The parallels between Seberg and Mills would extend beyond their hair color and industry standings. Following these releases, both actresses more or less worked exclusively in their native countries with mixed results. There would be the flops, of course. Seberg’s turn in Paint Your Wagon is far from her finest moment, and Mills couldn’t seem to find much success despite being front and center of the British independent film scene of the late 60s and 70s. But there were also successes as well. Seberg found herself in one of the biggest movies of the year with Airport, while Mills had a substantial hit following her first post-Disney outing, the charming comedy The Trouble with Angels. It should also be pointed out that neither actress was immune to scandal during their time. Seberg got into trouble with the FBI due to her activism around the same time that Mills made headlines for marrying her much older director Ray Boulting.

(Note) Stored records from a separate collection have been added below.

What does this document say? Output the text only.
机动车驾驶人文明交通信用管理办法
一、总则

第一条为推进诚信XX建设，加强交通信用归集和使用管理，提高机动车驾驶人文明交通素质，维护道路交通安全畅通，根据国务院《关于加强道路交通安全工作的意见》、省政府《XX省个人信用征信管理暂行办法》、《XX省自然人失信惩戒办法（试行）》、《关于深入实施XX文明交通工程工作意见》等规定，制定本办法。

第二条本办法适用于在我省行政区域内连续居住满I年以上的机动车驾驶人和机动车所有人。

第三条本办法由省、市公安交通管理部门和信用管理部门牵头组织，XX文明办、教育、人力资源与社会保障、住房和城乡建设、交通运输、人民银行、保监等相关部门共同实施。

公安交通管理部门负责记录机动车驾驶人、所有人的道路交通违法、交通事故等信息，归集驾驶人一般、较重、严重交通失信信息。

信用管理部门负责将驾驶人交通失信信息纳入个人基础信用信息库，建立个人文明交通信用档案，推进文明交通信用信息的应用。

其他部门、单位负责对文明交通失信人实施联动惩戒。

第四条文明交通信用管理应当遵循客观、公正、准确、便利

If Moment to Moment and The Truth About Spring don’t exactly cry out for the kind of reappraisal that’s being given to so many forgotten works today, the filmmakers behind them did at least have a sense of what their respective leading ladies were capable of. It should be clear to fans watching them that any success the movies enjoy is purely because of what the two actresses bring to them. Neither movie showed the best of Mills or Seberg. Yet in both instances, the camera remained somewhat aware of the power each one displayed whenever they stepped on set and how they could always count on audiences to fall in love with them a little bit more every single time.
Moment to Moment and The Truth About Spring are now available on Blu-Ray and DVD from Kino Lorber.